MRS: Integrating magnetic devices

Moore's Law has driven semiconductor industry dynamics for years. It allows IC manufacturers to reconcile to apparently conflicting goals, increasing profits while still offering better performance. The data storage industry has seen similar improvements. According to J. A. Katine of IBM's Almaden Research Center, speaking at this week's Materials Research Society Fall Meeting in Boston, storage density roughly doubles every year. To support that increase, the drive heads must shrink by more than 30% each generation. For data density of 40 Gb/in², critical dimensions are in the neighborhood of 200 nm (0.2 microns). Within two or three years, head CDs will be even smaller than those seen by IC manufacturers.

At nanometer-scale feature sizes, magnetic behavior depends on edge effects, crystal orientation, surface energy, and other properties that can be ignored at larger scales. Head manufacturing needs tighter process control and a better understanding of the relationships between processing and properties.

As Katine explained, manufacturing methods are either additive or subtractive. Additive methods like electroplating or liftoff start with a template, then build the structure on top of it. Electrodeposition can create multilayers from a multi-component solution by simply changing the deposition voltage. It's impossible to electroplate insulating barrier materials, and difficult to control the thickness and purity of layers tightly enough.

Liftoff processing uses sputtering to deposit a series of layers on the substrate. Windows in a sacrificial layer expose the device regions. Removing the sacrificial layer takes away excess material. High aspect ratio features are difficult to build this way because sputtering will coat the sidewalls of the deposition trench. Accordingly, it's not clear that liftoff deposition will work for feature sizes below 100 nm.

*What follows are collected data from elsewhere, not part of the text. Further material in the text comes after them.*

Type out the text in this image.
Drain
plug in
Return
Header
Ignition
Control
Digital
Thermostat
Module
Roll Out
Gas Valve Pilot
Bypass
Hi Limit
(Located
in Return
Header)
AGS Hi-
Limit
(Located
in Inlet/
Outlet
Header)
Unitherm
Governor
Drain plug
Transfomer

Because of these limitations, Katine believes that only subtractive processes will be commercially viable for nanometer-scale magnetic devices. Subtractive methods resemble those used in IC manufacturing: a mask exposes areas to be patterned. Etching or milling removes material from the exposed regions. After mask removal, an additional layer may be deposited into the resulting trenches. The deposit/pattern/etch cycle repeats as many times as needed to build the device. These methods are time- and capital-intensive, compared to additive processes, but allow better process control

Removal of magnetic materials in subtractive processes is problematic. Wet chemical etching causes corrosion, while reactive ion etching is often impossible because many magnetic materials do not form volatile etch products. Both focused ion beam milling and argon ion milling can redeposit milled material. Katine prefers argon ion milling because it causes less edge damage. However, erosion of the mask can be a problem if the milling depth is close to the device width.

Making magnetic devices by lithographic methods suggests the possible integration of magnetic and semiconductor devices on a single substrate. While such a combination would reduce device size and improve performance, it would also raise new processing concerns. As Dexin Wang of NVE Corporation explained, ICs often have significant topography, leaving a difficult substrate for deposition of magnetic layers. The materials used in magnetic devices are very different from, and often chemically incompatible with, semiconductor materials. Processing conditions can create problems, too. For example, the plasma steps used to manufacture giant magnetoresistive (GMR) heads can damage ICs. The damage can be annealed out at high temperatures, but the GMR structure can't tolerate the resulting diffusion.